Girl on cell: Yeah, I'm bussin' it for now, my mom's on this thing that I have to show her responsibility… I know, it's like I get up in the morning, I haven't gotten arrested in a while, and I have a job, what more do you want from me?

–Seguine Ave & Waterbury, Staten Island

Wednesday One-Liners Remember elimiDATE Fondly

Man on cell: Yeah man, she is so not anyone that I would be willing to invest years in… I mean I don't want to have to spend my time actually working on it. I figured, hell, I kind of want to wake up next to someone a couple of days a week, so I might as well hang on through the summer. No, she has no idea…

–Columbus & 62nd St

Grad student: They have this symbiotic relationship in which he does all the eating and she does all the drinking.

–Columbia University

Woman to herself: God, I asked you for a good man; not a fucking joke!

–Spring & Hudson

Overheard by: Oscar Gamble

Firefighter to others: It's not that I have anything against commitment; I just like diversity.

–125th St Fairway

Overheard by: Just Shoppint

Man in shorts to another: I wouldn't date a girl with double vision, period.

–Williamsburg

Overheard by: Dr No-Eyes

Businesswoman to hobo: If you get back in the dating scene, I'll kill you.

–Houston & Lafayette

Overheard by: Homeless guy must be hung

Wednesday One-Liners for the Fine Young Cannibals

Hipster: Everyone I know is either married, divorced, gay or crazy.

–37th St, Astoria

Overheard by: Matthias Sundberg

Karaoke panhandler singing Gnarls Barkley: "Does that make me craaaaazy? Maybe I'm craaaaaazy!" It's Memorial Day and I'm sitting here singing to people I never met before in my life. Mmmmmm…craaaazy!

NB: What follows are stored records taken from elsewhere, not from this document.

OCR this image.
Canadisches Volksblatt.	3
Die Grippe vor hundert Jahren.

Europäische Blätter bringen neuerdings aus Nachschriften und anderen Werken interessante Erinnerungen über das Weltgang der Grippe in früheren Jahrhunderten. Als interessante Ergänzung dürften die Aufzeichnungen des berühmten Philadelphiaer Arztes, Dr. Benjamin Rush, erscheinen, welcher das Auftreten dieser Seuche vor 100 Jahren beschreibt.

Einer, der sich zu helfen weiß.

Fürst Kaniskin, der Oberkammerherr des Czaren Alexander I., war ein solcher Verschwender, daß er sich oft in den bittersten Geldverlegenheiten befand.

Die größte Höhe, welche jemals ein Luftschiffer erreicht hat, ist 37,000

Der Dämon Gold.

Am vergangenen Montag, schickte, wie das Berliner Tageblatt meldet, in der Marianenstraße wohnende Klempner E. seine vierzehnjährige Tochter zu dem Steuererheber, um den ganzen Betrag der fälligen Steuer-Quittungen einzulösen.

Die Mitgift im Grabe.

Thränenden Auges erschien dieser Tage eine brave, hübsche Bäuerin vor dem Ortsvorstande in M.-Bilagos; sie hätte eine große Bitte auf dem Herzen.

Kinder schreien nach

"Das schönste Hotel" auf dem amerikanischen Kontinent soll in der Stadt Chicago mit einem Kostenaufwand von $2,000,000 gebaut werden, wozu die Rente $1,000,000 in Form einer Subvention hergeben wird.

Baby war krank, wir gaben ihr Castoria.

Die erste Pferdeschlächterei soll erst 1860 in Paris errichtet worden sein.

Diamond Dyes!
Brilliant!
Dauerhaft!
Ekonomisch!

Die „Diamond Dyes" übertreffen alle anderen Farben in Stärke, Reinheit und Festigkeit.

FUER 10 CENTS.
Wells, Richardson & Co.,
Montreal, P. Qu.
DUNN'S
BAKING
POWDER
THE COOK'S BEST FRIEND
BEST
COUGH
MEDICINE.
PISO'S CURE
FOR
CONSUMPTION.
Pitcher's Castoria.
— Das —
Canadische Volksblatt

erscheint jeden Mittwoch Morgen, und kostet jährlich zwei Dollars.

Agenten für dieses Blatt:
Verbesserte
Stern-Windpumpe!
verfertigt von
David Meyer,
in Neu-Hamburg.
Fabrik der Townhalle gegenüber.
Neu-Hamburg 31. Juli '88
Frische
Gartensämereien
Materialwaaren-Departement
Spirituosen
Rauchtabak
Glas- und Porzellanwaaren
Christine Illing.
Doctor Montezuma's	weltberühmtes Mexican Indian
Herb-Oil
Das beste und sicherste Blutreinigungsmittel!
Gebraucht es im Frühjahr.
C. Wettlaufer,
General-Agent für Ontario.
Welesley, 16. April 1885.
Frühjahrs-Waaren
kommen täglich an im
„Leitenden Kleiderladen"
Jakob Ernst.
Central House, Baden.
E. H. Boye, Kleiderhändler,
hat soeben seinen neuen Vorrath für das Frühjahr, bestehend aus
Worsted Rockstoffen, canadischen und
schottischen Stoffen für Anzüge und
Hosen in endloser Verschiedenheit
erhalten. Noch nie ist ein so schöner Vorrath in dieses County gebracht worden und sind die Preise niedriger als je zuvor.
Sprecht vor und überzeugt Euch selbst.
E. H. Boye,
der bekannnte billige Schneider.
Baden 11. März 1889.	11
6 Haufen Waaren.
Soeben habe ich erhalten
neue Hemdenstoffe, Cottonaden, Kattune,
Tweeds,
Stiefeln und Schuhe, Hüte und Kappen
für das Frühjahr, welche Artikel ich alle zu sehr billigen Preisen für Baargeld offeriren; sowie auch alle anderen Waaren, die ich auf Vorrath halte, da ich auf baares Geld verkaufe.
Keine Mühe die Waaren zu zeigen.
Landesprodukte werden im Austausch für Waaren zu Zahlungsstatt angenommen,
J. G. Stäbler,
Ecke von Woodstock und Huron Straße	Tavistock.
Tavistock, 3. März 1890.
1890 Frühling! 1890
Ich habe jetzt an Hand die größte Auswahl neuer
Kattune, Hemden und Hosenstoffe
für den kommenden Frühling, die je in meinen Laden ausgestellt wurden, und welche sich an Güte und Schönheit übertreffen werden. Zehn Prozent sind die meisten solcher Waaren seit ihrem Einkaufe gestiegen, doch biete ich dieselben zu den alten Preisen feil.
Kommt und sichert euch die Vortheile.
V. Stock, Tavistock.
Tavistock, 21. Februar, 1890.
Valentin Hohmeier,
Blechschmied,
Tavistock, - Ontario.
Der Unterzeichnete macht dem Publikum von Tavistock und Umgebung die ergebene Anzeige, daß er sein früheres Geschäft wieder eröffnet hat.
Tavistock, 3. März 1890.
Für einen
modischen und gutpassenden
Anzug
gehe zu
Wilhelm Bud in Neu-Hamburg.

–Times Square Subway Station

Black woman to janitor companion: I am so glad I live in the ghetto. These motherfuckers down here are crazy! (companion nods) And I live in the ghe-tto, 2 train ghetto.

–22nd St & 5th Ave

Hobo, watching man and woman having sex against a statue: I think I'm going to have to move to Europe or something. This place is getting too crazy.

–Madison Square Park

Overheard by: Westsider

30-something guy on cell: Well, that's what my crazy sister said about my more crazy sister.

–Broadway & 114th St

Overheard by: mary e.

Little boy in abandoned shopping cart: I've gotta get off this crazy train!